Anyway, my class of 29 students did extremely well by many measures. Five got perfect overall test scores and another ten got perfect scores on some aspect of the battery of tests we took (which back then were SATs, Achievement Tests and Advanced Placement exams), and about half finished as National Merit Scholarship finalists. Most of us were accepted into Ivy League or Seven Sisters schools. I got into Princeton, although I ended up at UCLA. At my 20th reunion more than half of my class were lawyers and three were doctors...

But because of my family background, I always knew that "book learning" was only one type of smart. My father was infinitely more adept with his hands than any of the fathers of my fellow students. That same physics teacher who was brought in for my class idly remarked one afternoon that he was impressed at how proud my brother and I were of our Dad, since most of the other kids thought of him as "the help" because he'd happened to fix their fathers' cars. We were floored to realize that anyone had any but the highest opinion of Dad. That encounter created a chain reaction in me to rebel against the elitism (and contributed to my decision to attend a public university).
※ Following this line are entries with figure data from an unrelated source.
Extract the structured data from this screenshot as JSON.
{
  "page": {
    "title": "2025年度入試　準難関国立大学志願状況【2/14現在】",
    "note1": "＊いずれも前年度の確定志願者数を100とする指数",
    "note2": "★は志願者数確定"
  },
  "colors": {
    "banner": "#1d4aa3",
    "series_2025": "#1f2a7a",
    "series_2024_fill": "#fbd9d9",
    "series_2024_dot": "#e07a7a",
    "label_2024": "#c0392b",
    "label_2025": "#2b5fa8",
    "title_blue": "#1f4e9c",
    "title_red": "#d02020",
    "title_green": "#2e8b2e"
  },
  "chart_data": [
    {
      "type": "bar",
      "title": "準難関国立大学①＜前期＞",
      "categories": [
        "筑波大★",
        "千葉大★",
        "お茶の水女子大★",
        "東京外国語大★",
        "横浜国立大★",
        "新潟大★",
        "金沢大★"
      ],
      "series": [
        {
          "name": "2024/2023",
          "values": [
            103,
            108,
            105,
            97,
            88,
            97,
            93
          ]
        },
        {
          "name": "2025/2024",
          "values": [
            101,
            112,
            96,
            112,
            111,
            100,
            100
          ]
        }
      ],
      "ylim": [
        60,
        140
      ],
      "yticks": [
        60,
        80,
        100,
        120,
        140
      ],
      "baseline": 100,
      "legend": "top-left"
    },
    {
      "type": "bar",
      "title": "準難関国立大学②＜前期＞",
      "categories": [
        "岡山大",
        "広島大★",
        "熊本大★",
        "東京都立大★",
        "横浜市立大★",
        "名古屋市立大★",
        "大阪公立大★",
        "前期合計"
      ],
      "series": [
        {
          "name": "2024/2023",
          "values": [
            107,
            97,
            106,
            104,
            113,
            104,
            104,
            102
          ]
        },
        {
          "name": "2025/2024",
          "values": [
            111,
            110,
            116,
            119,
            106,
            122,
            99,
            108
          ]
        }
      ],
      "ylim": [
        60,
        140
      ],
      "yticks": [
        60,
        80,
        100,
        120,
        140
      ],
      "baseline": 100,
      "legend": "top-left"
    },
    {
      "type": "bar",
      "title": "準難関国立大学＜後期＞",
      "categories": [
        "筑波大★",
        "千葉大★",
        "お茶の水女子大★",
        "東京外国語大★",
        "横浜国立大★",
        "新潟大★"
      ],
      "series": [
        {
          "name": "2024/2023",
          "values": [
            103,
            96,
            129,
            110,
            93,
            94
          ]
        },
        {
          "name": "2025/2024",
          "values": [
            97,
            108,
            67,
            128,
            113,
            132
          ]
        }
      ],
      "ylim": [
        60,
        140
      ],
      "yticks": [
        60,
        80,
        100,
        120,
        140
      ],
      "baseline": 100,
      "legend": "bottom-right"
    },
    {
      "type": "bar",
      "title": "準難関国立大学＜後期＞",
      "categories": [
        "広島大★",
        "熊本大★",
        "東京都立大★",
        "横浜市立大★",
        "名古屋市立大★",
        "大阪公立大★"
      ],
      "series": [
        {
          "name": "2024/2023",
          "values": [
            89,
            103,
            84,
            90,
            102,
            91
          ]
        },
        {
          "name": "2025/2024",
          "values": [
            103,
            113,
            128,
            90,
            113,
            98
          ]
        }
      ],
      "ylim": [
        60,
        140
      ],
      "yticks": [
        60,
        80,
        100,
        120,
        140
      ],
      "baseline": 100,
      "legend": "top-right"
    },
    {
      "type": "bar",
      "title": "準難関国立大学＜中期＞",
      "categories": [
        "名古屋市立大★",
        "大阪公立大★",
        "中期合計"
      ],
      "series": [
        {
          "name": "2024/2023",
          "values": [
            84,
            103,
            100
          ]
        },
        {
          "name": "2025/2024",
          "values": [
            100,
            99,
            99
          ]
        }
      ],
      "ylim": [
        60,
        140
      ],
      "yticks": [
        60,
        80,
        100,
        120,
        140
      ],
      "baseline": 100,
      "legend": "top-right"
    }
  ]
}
Meanwhile, an astounding percentage of the rich kids I grew up around were and are massively unhappy. Several never made it to 25 due to excesses that wealth affords (fast cars, too much alcohol or drugs). Three committed suicide while still in college. Many have been married several times. A couple had to take over their Dad's businesses when said fathers killed themselves (we should look into the rate of suicide in the "Academic Elite" some time).

Okay, enough about me. I typed all of this out because I think my experience speaks directly to the original topic. I would not have given up the chance to attend this school because the academic education I received fed my little geekess soul...but also because I got to see first hand the high cost of that elitism.